Chapter 10.3: Small Effect Sizes (Video Transcript)

Title: Small effect sizes

Presenter(s): Howard Edenberg, PhD (Department of Biochemistry and Molecular Biology, Indiana University School of Medicine)

Howard Edenberg:

A brief note about small effect sizes.

Hi. I’m Howard Edenberg from Indiana University. [These are my personal views.]

Psychiatric and substance use disorders are complex genetic disorders. The risk is affected by both genes and the environment. Neither works alone, and they interact, sometimes in very complex ways. No single genetic variant causes a complex trait such as a psychiatric or substance use disorder. Variations affecting many genes contribute to variations in physiology and these in turn contribute to variations in risk for the disorder, the course of the disorder, and the response to treatments.

Genome wide association studies (GWAS) are currently the best approach to identifying individual genetic variations that contribute to the risk of these and many other disorders. GWAS are unbiased analyses testing common variations across the genome to determine if they affect a trait. But because only about half of the total risk is contributed by genetic variation and that part is distributed among hundreds to thousands of genes, the effects of any one common variant are typically very small. So very large studies are needed to find these variants.

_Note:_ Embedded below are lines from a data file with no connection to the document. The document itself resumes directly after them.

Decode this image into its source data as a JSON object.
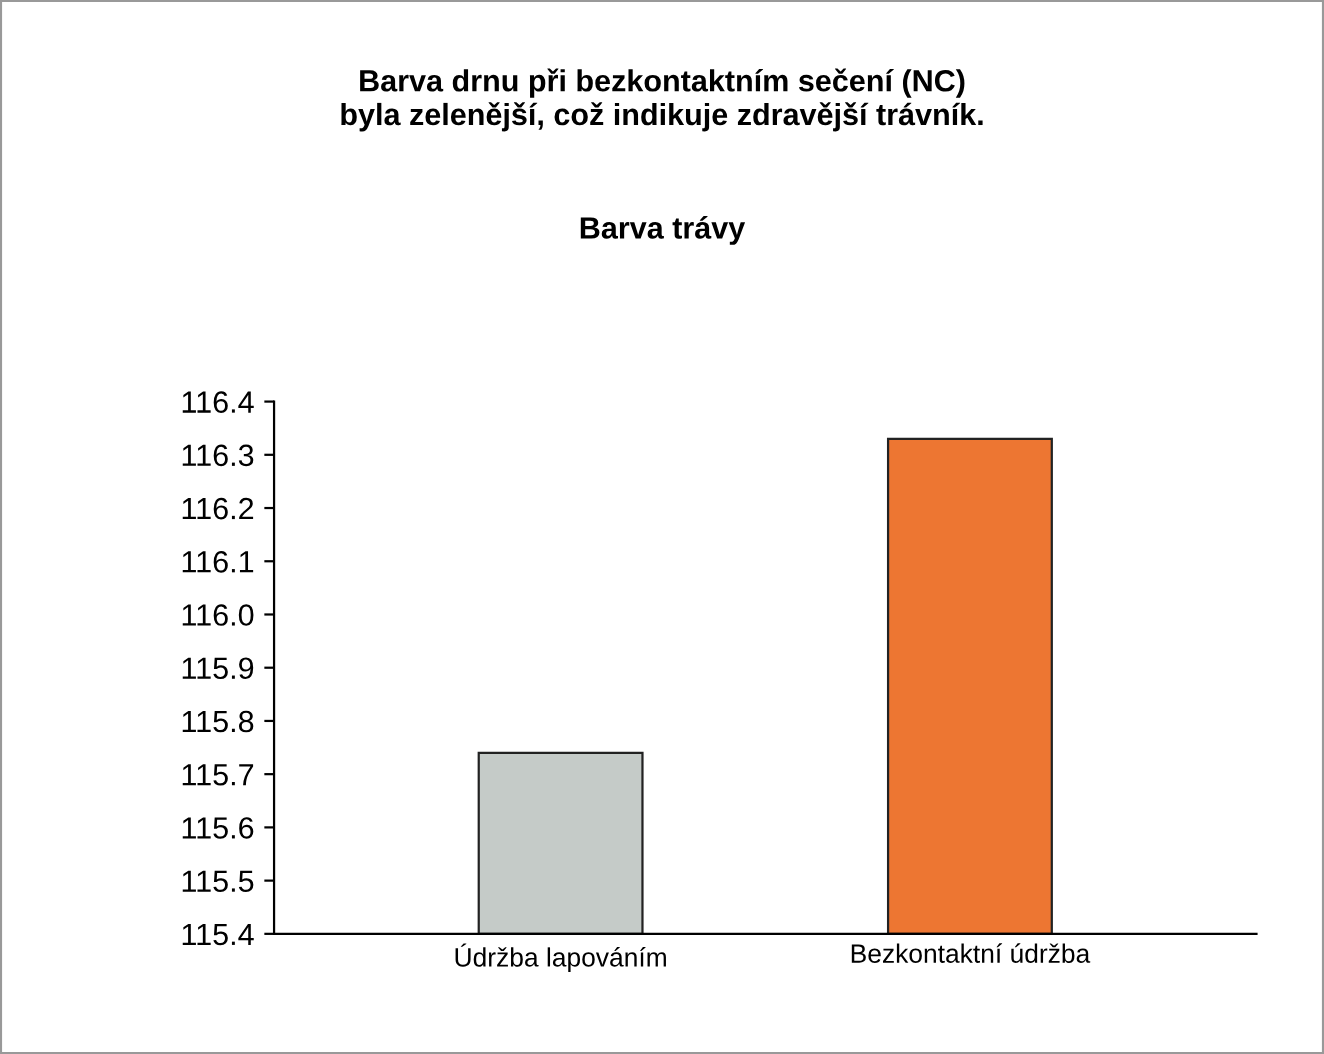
{
  "chart_data": {
    "type": "bar",
    "title": "Barva drnu při bezkontaktním sečení (NC)\nbyla zelenější, což indikuje zdravější trávník.",
    "subtitle": "Barva trávy",
    "categories": [
      "Údržba lapováním",
      "Bezkontaktní údržba"
    ],
    "values": [
      115.74,
      116.33
    ],
    "colors": [
      "#c5cbc8",
      "#ed7632"
    ],
    "ylim": [
      115.4,
      116.4
    ],
    "yticks": [
      {
        "value": 115.4,
        "label": "115.4"
      },
      {
        "value": 115.5,
        "label": "115.5"
      },
      {
        "value": 115.6,
        "label": "115.6"
      },
      {
        "value": 115.7,
        "label": "115.7"
      },
      {
        "value": 115.8,
        "label": "115.8"
      },
      {
        "value": 115.9,
        "label": "115.9"
      },
      {
        "value": 116.0,
        "label": "116.0"
      },
      {
        "value": 116.1,
        "label": "116.1"
      },
      {
        "value": 116.2,
        "label": "116.2"
      },
      {
        "value": 116.3,
        "label": "116.3"
      },
      {
        "value": 116.4,
        "label": "116.4"
      }
    ],
    "grid": false,
    "legend": false
  }
}
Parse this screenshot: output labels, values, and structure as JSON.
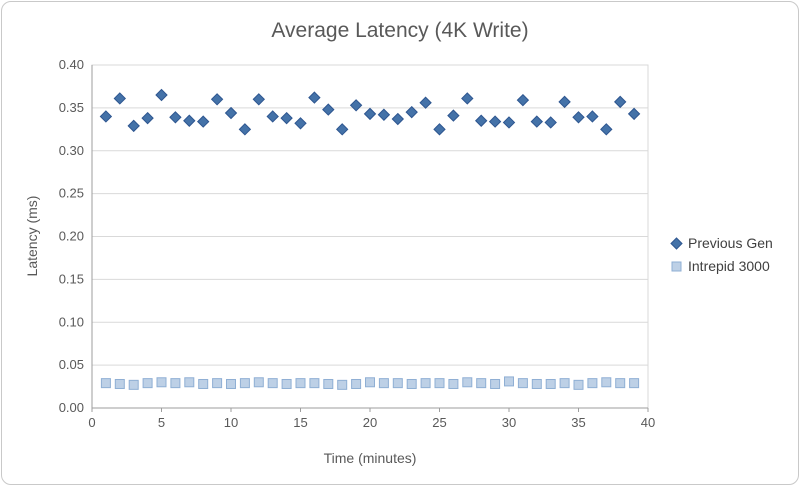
{
  "chart_data": {
    "type": "scatter",
    "title": "Average Latency (4K Write)",
    "xlabel": "Time (minutes)",
    "ylabel": "Latency (ms)",
    "xlim": [
      0,
      40
    ],
    "ylim": [
      0,
      0.4
    ],
    "x_ticks": [
      0,
      5,
      10,
      15,
      20,
      25,
      30,
      35,
      40
    ],
    "y_ticks": [
      0,
      0.05,
      0.1,
      0.15,
      0.2,
      0.25,
      0.3,
      0.35,
      0.4
    ],
    "y_tick_labels": [
      "0.00",
      "0.05",
      "0.10",
      "0.15",
      "0.20",
      "0.25",
      "0.30",
      "0.35",
      "0.40"
    ],
    "grid": "horizontal",
    "legend_position": "right",
    "series": [
      {
        "name": "Previous Gen",
        "marker": "diamond",
        "color": "#4472a8",
        "border_color": "#2e5690",
        "x": [
          1,
          2,
          3,
          4,
          5,
          6,
          7,
          8,
          9,
          10,
          11,
          12,
          13,
          14,
          15,
          16,
          17,
          18,
          19,
          20,
          21,
          22,
          23,
          24,
          25,
          26,
          27,
          28,
          29,
          30,
          31,
          32,
          33,
          34,
          35,
          36,
          37,
          38,
          39
        ],
        "y": [
          0.34,
          0.361,
          0.329,
          0.338,
          0.365,
          0.339,
          0.335,
          0.334,
          0.36,
          0.344,
          0.325,
          0.36,
          0.34,
          0.338,
          0.332,
          0.362,
          0.348,
          0.325,
          0.353,
          0.343,
          0.342,
          0.337,
          0.345,
          0.356,
          0.325,
          0.341,
          0.361,
          0.335,
          0.334,
          0.333,
          0.359,
          0.334,
          0.333,
          0.357,
          0.339,
          0.34,
          0.325,
          0.357,
          0.343
        ]
      },
      {
        "name": "Intrepid 3000",
        "marker": "square",
        "color": "#bdd0e6",
        "border_color": "#8fafd4",
        "x": [
          1,
          2,
          3,
          4,
          5,
          6,
          7,
          8,
          9,
          10,
          11,
          12,
          13,
          14,
          15,
          16,
          17,
          18,
          19,
          20,
          21,
          22,
          23,
          24,
          25,
          26,
          27,
          28,
          29,
          30,
          31,
          32,
          33,
          34,
          35,
          36,
          37,
          38,
          39
        ],
        "y": [
          0.029,
          0.028,
          0.027,
          0.029,
          0.03,
          0.029,
          0.03,
          0.028,
          0.029,
          0.028,
          0.029,
          0.03,
          0.029,
          0.028,
          0.029,
          0.029,
          0.028,
          0.027,
          0.028,
          0.03,
          0.029,
          0.029,
          0.028,
          0.029,
          0.029,
          0.028,
          0.03,
          0.029,
          0.028,
          0.031,
          0.029,
          0.028,
          0.028,
          0.029,
          0.027,
          0.029,
          0.03,
          0.029,
          0.029
        ]
      }
    ],
    "colors": {
      "grid_line": "#d9d9d9",
      "axis_line": "#9e9e9e",
      "tick_text": "#595959",
      "title_text": "#595959"
    }
  }
}
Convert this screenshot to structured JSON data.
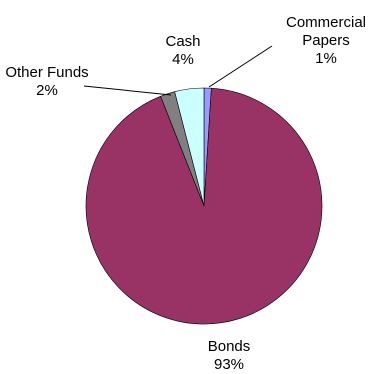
{
  "chart_data": {
    "type": "pie",
    "title": "",
    "start_angle_deg": 0,
    "direction": "clockwise",
    "slices": [
      {
        "name": "Commercial Papers",
        "label_lines": [
          "Commercial",
          "Papers"
        ],
        "value_label": "1%",
        "value": 1,
        "color": "#9999FF"
      },
      {
        "name": "Bonds",
        "label_lines": [
          "Bonds"
        ],
        "value_label": "93%",
        "value": 93,
        "color": "#993366"
      },
      {
        "name": "Other Funds",
        "label_lines": [
          "Other Funds"
        ],
        "value_label": "2%",
        "value": 2,
        "color": "#808080"
      },
      {
        "name": "Cash",
        "label_lines": [
          "Cash"
        ],
        "value_label": "4%",
        "value": 4,
        "color": "#CCFFFF"
      }
    ],
    "legend": "none"
  }
}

Since the effect of any one variant is very small, why bother to find them? Some have argued that discovering variants of such small effects is not helpful. I’ll argue here that they’re wrong. What we want to do is to reliably identify the hundreds of variants that contribute to risk even though each individual variant contributes only a tiny amount. There’s much we can learn from this. There are some immediate uses of GWAS findings. The overall patterns of association can help predict part of the risk for the disorder through polygenic risk scores. They can show if traits are genetically related. They can examine potential causality by Mendelian Randomization. And they can help explain heterogeneity in many cases, if there are different patterns of variants among different people with the same overall disorder.

What else can we do once we’ve discovered many variants of small effect? The genetic variants and the pattern of them can lead us into biology. They can show us which genes are involved and which pathways are involved. These lead us into the physiology of the disorders and that in turn can lead us to better diagnosis, to rational drug discovery, and to personalized medicine, all of which I think will be very valuable.

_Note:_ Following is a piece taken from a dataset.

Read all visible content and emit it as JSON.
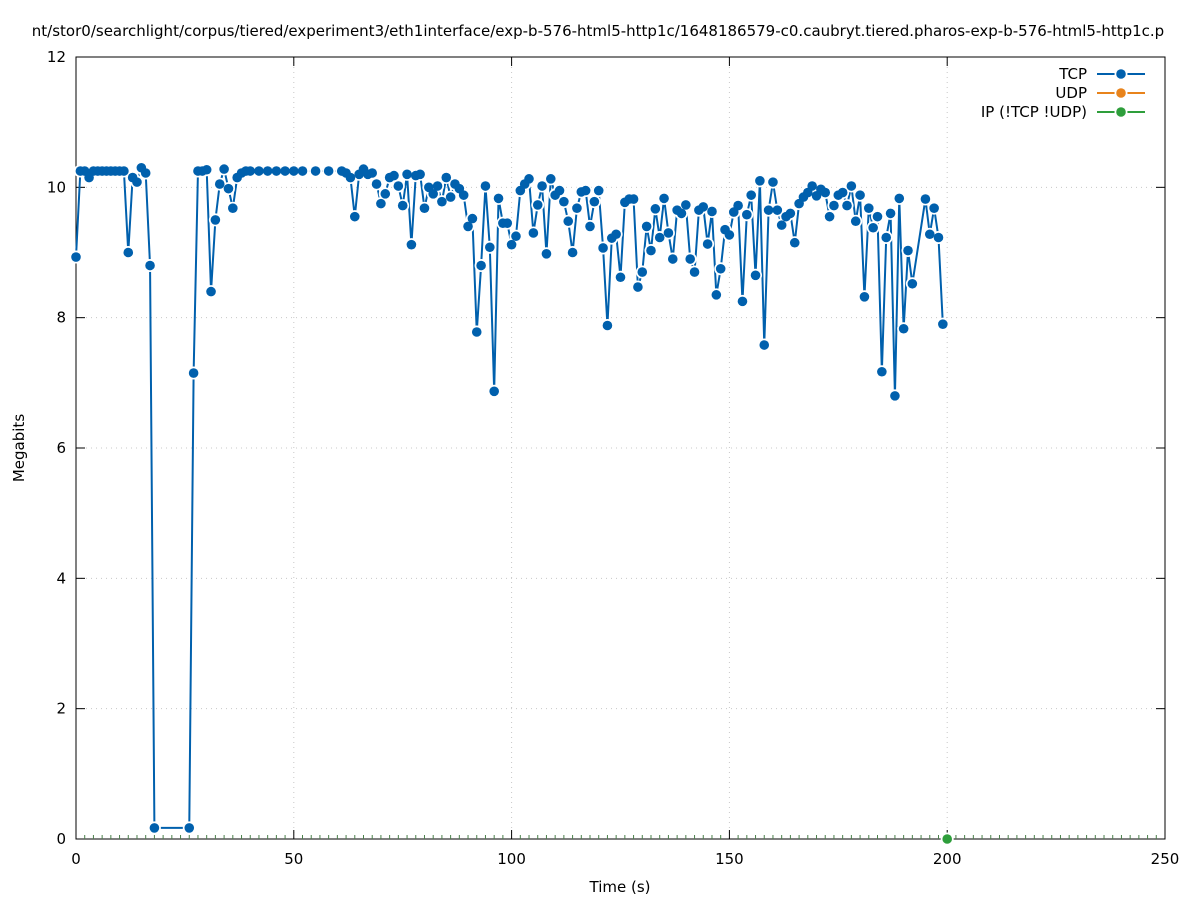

The effect of a drug on a pathway is not limited by the effect size of the variant that led us to discover the pathway that’s important in the disorder. Even if the variant is rare or the effect size of the variant is very small, if it leads us to a biological pathway, that pathway can be targeted by drugs that have a very large effect. The impact of a drug upon a pathway is in no way limited by the effect size of the variants that led us to understand the role of the pathway.

So I, for one, continue to think that using large GWAS to identify variants and genes that contribute to the risk for these and other disorders will prove of great value. Perhaps not immediately, but in the long run. Without such knowledge we’re really flying blind when we look for new treatments.

Some thoughts about translating genome-wide association findings into new therapeutics for psychiatry have been discussed in a review article published a few years ago that’s worth looking into. [PMID: 27786187. PMCID: PMC5676453]

Thanks for paying attention. Goodbye.